Typhoon Haiyan ripped a path of devastation through the Philippines in November 2013, becoming known as one of the worst storms ever to hit land. 

At the time, journalists from all over the world were dispatched to Tacloban, the hardest hit city in central Philippines.

But for journalists living in Tacloban, the assignment posed unique challenges. 

"Where I come from, that's where the storm really hit," Eileen Mangubat told CBC Radio's Rick Cluff on The Early Edition. 

Mangubat is the editor of Cebu Daily News, a local newspaper in Cebu City. She said local journalists faced the unique challenge of covering a story that also affected them personally. 

Eileen Mangubat

Eileen Mangubat is the 2013 Marshall Mcluhan Fellow by the Embassy of Canada. (Eileen Mangubat)

"We had trauma debriefing sessions for our staff," said Mangubat, adding that some veteran journalists assigned to cover the story had trouble normalizing the disaster and reporting on it. 

Mangubat has been named the 2013 Marshall Mcluhan Fellow by the Embassy of Canada.  

As part of a two-week tour of Canada, she is speaking on the challenges faced by the local press when they were both victims of the typhoon and at the same time bearer of news.

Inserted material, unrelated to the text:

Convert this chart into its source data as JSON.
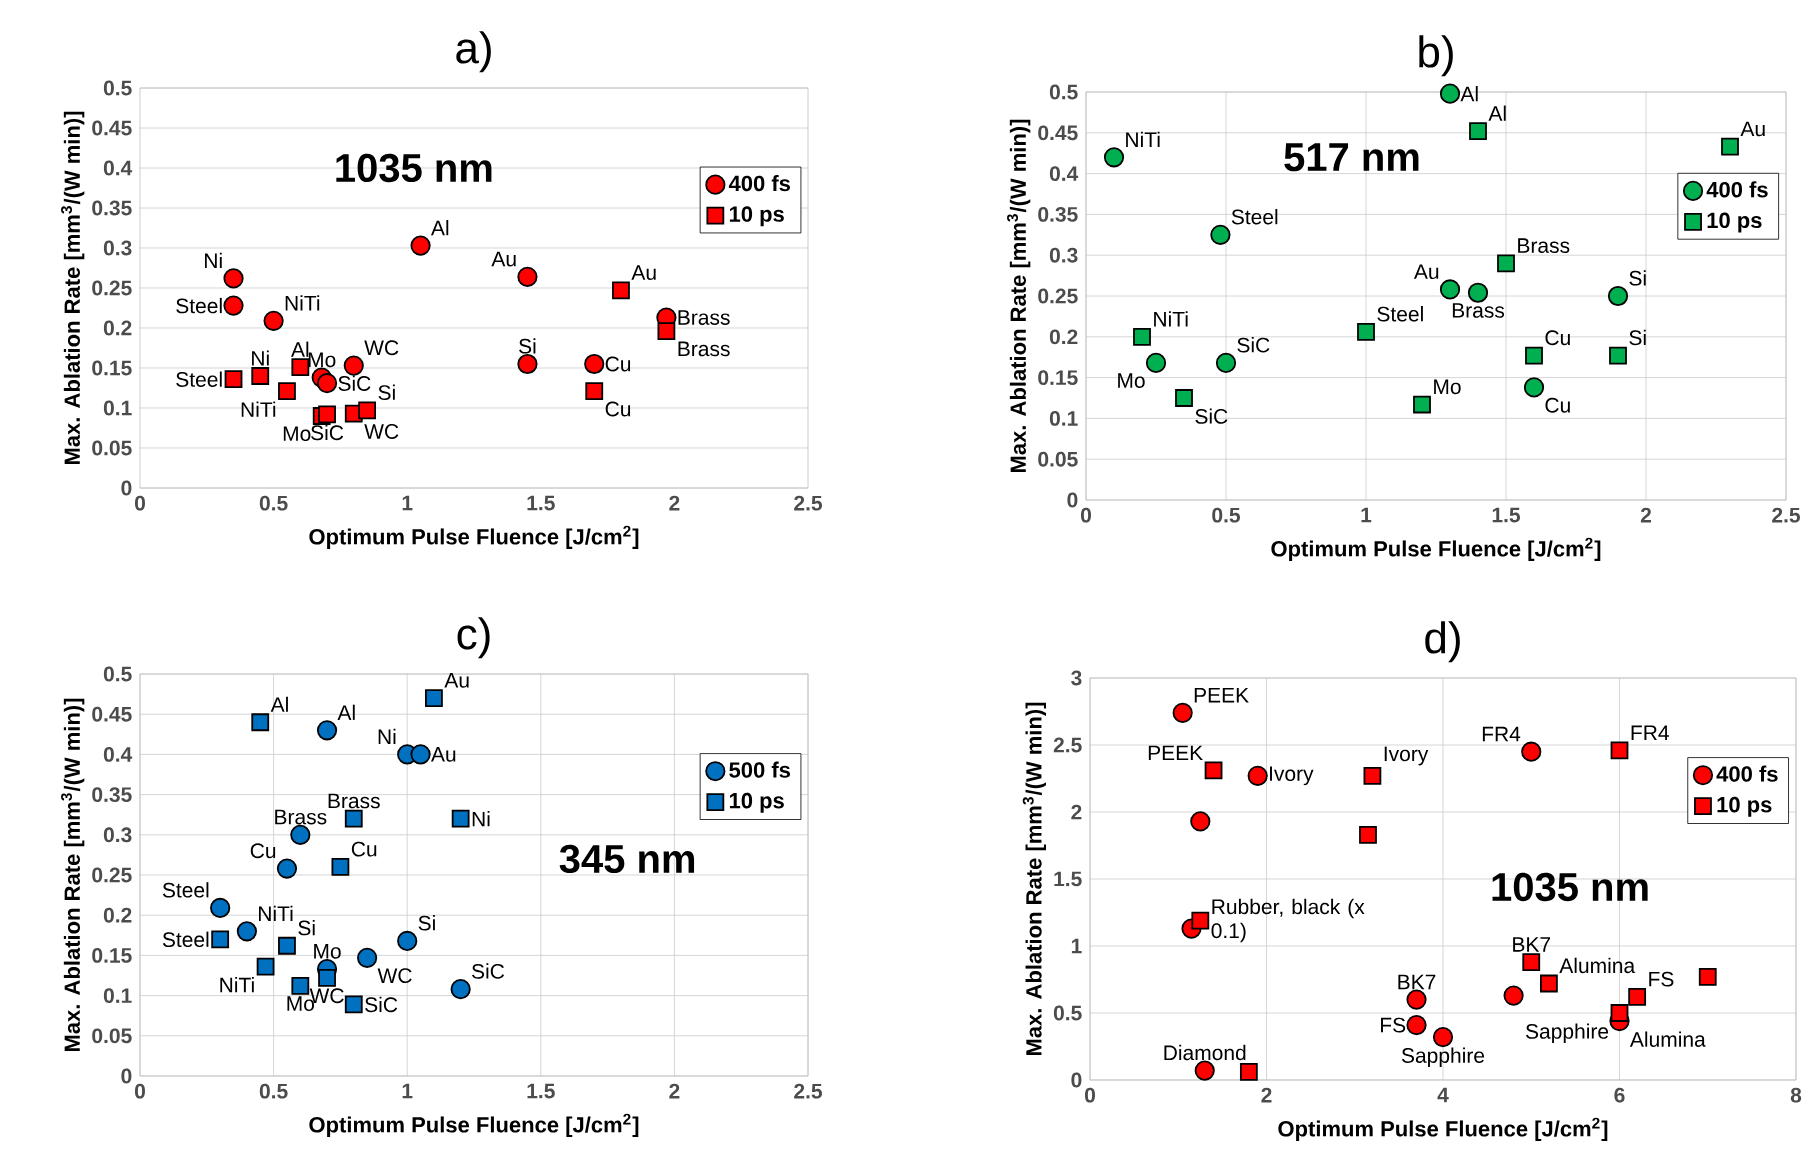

The Philippine government says at least 6,166 people were killed, 28,626 were injured, and 1,785 are still missing.  

Mangubat's lecture is at 6:30 p.m. PT on Monday February 17 at Vancouver's The Network Hub, 422 Richards Street.  

Corrections

  • A previous version of this story incorrectly stated that Cebu Daily News is a local newspaper in Tacloban. In fact, it is a local newspaper in Cebu City.